Deterministic proposals
Outline
Topics
- Deterministic proposals
- Involutions
- Proposal Jacobian determinants
Rationale
In our first exposure to MH, we defined the proposal as a probability distribution \(q(\cdot|x)\) based on the current point \(x\).
For HMC, it is more natural to consider the proposal as a deterministic function \(T(x)\).
We state a version of the MH algorithm based on such deterministic proposal here.
MH with deterministic proposals
Algorithm:
- Denote the current state by \(x \in \mathbb{R}^d\)
- Propose: \(x^* = T(x)\) for some deterministic proposal mapping \(T : \mathbb{R}^d \to \mathbb{R}^d\)
- Assume that \(T\) satisfies \(T = T^{-1}\).
- Terminology: \(T\) is an involution.
- Compute the ratio, \[r(x) = \frac{\gamma(x^*)}{\gamma(x)} | \nabla T(x) |,\] where \(| \nabla T(x) |\) denotes the Jacobian determinant.
- Accept \(x^*\) with probability \(\alpha(x) = \min(1, r(x))\), otherwise stay at \(x\).
Calculus review: do you remember what is the Jacobian determinant?
\[\begin{align*} \nabla T(x) &= \begin{bmatrix} \dfrac{\partial T_1}{\partial x_1} & \cdots & \dfrac{\partial T_1}{\partial x_n}\\ \vdots & \ddots & \vdots\\ \dfrac{\partial T_m}{\partial x_1} & \cdots & \dfrac{\partial T_m}{\partial x_n} \end{bmatrix} \\ |\nabla T(x)| &= |\det \nabla T(x)|. \end{align*}\]
Proposition: (Tierney, 1998) if \(T\) is a continuously differentiable involution, then the above algorithm is \(\pi\)-invariant.
Examples of involution
Swaps:
- Set \(T(x_1, x_2) = (x_2, x_1)\).
- To show involution, compute \(T^2(x) = T(T(x))\) and show \(T^2 = I\), the identity map.

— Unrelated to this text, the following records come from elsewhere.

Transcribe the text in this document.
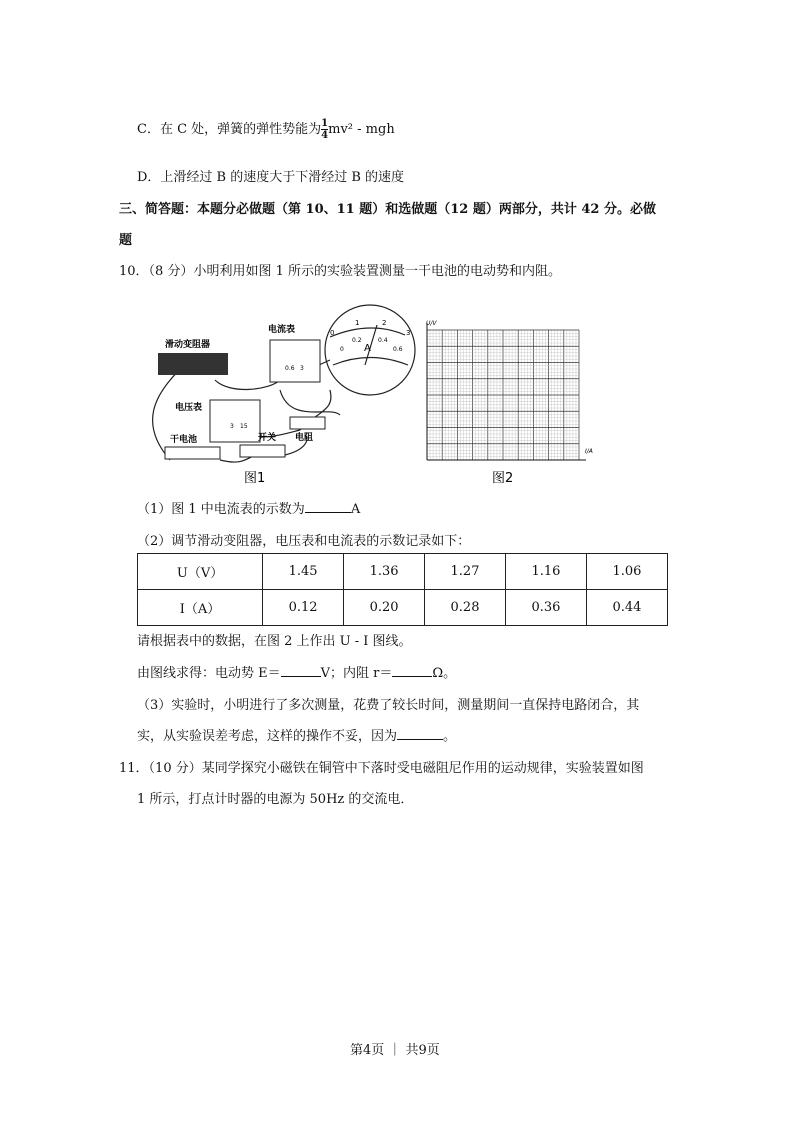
C．在 C 处，弹簧的弹性势能为 $\frac{1}{4} mv^2$ - mgh
D．上滑经过 B 的速度大于下滑经过 B 的速度
三、简答题：本题分必做题（第 10、11 题）和选做题（12 题）两部分，共计 42 分。必做
题
10．（8 分）小明利用如图 1 所示的实验装置测量一干电池的电动势和内阻。
滑动变阻器
电流表
电压表
干电池	开关 电阻
0.6 3
3 15
0
1	2
3
0
0.2	0.4
0.6
A
图1
U/V
I/A
图2
（1）图 1 中电流表的示数为	A
（2）调节滑动变阻器，电压表和电流表的示数记录如下：
U（V）	1.45	1.36	1.27	1.16	1.06
I（A）	0.12	0.20	0.28	0.36	0.44
请根据表中的数据，在图 2 上作出 U - I 图线。
由图线求得：电动势 E＝	V；内阻 r＝	Ω。
（3）实验时，小明进行了多次测量，花费了较长时间，测量期间一直保持电路闭合，其
实，从实验误差考虑，这样的操作不妥，因为	。
11．（10 分）某同学探究小磁铁在铜管中下落时受电磁阻尼作用的运动规律，实验装置如图
1 所示，打点计时器的电源为 50Hz 的交流电．
第4页 ｜ 共9页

- \(T(T(x_1, x_2)) = T(x_2, x_1) = (x_1, x_2)\) ✅
Multiplicative proposal: complete the definition of \(T\) to make it an involution on \(\mathbb{R}\times \mathbb{R}^+\). \[T(x_1, x_2) = T(x, m) = (mx, \_\_).\]
- Any choice would work.
- \(T(x, m) = T(mx, m)\)
- \(T(x, m) = T(mx, m^2)\)
- \(T(x, m) = T(mx, 1/m)\)
- None of the above.
Correct answer is \(T(x, m) = T(mx, 1/m)\), since
\[\begin{align*} T(T(x, m)) &= T(mx, 1/m) \\ &= ((1/m)(mx), 1/(1/m)) \\ &= (x, m). \end{align*}\]
Question: Compute the Jacobian determinant of the multiplicative proposal involution.

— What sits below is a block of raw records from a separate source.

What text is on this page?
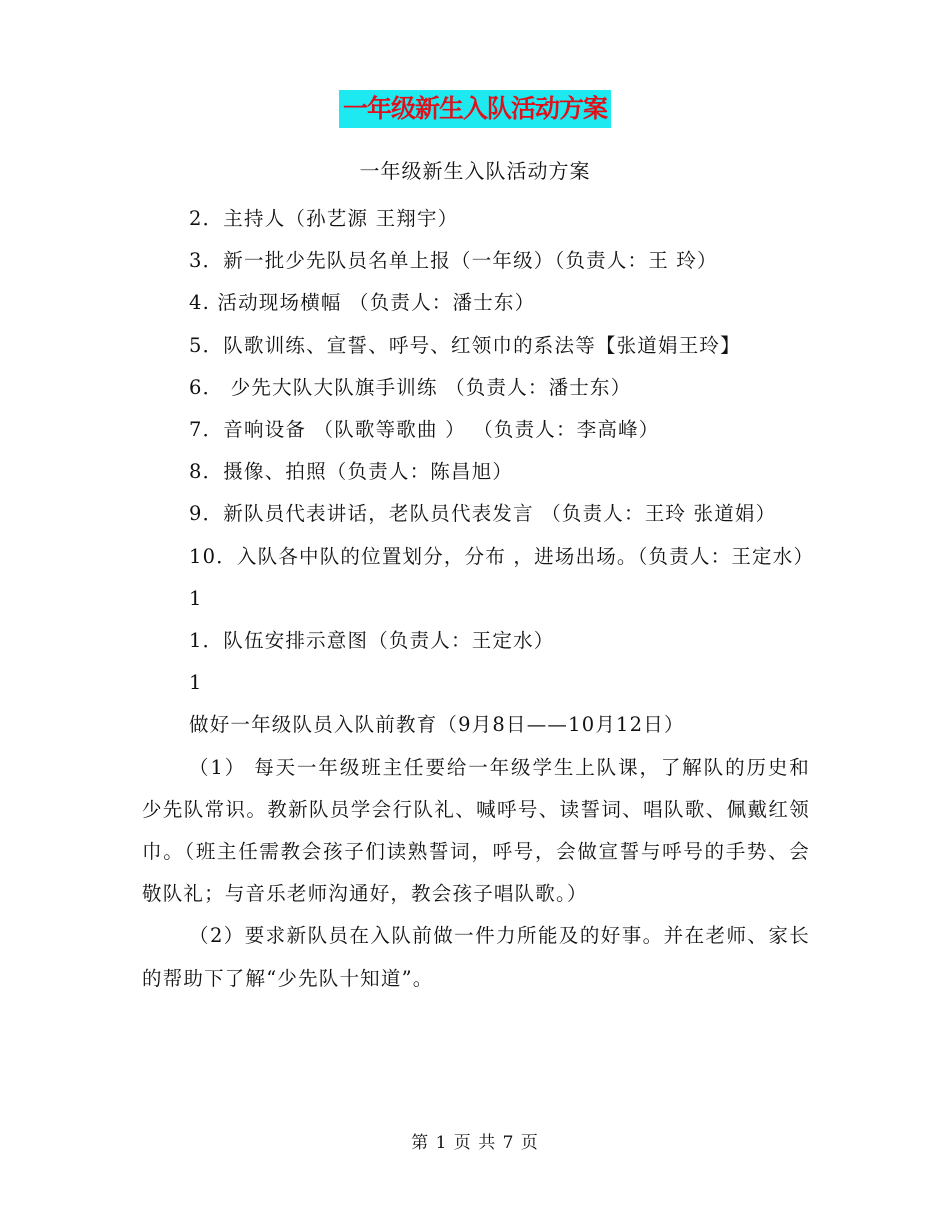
一年级新生入队活动方案
一年级新生入队活动方案

2．主持人（孙艺源 王翔宇）

3．新一批少先队员名单上报（一年级）（负责人：王 玲）

4. 活动现场横幅 （负责人：潘士东）

5．队歌训练、宣誓、呼号、红领巾的系法等【张道娟王玲】

6． 少先大队大队旗手训练 （负责人：潘士东）

7．音响设备 （队歌等歌曲 ） （负责人：李高峰）

8．摄像、拍照（负责人：陈昌旭）

9．新队员代表讲话，老队员代表发言 （负责人：王玲 张道娟）

10．入队各中队的位置划分，分布 ，进场出场。（负责人：王定水）

1

1．队伍安排示意图（负责人：王定水）

1

做好一年级队员入队前教育（9月8日——10月12日）

（1） 每天一年级班主任要给一年级学生上队课，了解队的历史和少先队常识。教新队员学会行队礼、喊呼号、读誓词、唱队歌、佩戴红领巾。（班主任需教会孩子们读熟誓词，呼号，会做宣誓与呼号的手势、会敬队礼；与音乐老师沟通好，教会孩子唱队歌。）

（2）要求新队员在入队前做一件力所能及的好事。并在老师、家长的帮助下了解“少先队十知道”。

第 1 页 共 7 页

You should get a triangular matrix i.e. in our context of the form
\[\begin{align*} \nabla T &= \begin{bmatrix} a_{11} & a_{12} \\ 0 & a_{22} \end{bmatrix}. \end{align*}\]
Now recall that from properties of triangular matrices, this means that to compute it determinant, you just have to compute the product of the diagonal entries, \(\det \nabla T = a_{11} a_{22}\).
- \(1/m\)
- \(1/m^2\)
- \(1/x\)
- \(1/x^2\)
- None of the above.
Correct answer is \(1/m\).
First, we compute the Jacobian matrix, where we denote \(T_1(x, m) = xm\) and \(T_2(x, m) = 1/m\):
\[\begin{align*} \nabla T(x, m) &= \begin{bmatrix} \dfrac{\partial T_1}{\partial x} & \dfrac{\partial T_1}{\partial m}\\ \dfrac{\partial T_2}{\partial x} & \dfrac{\partial T_2}{\partial m} \end{bmatrix} \\ &= \begin{bmatrix} m & x \\ 0 & -1/m^2 \end{bmatrix}. \end{align*}\]
Hence, the Jacobian determinant is \(|1/m|\). Since \(m \in \mathbb{R}^+\), \(|1/m| = 1/m\).
References
- See Tierney, 1998 for the introduction of the notion of involutions and deterministic proposals to the MCMC literature.
- See Green, 1995 for early use of the multivariate change of variable formula in MH acceptance ratios.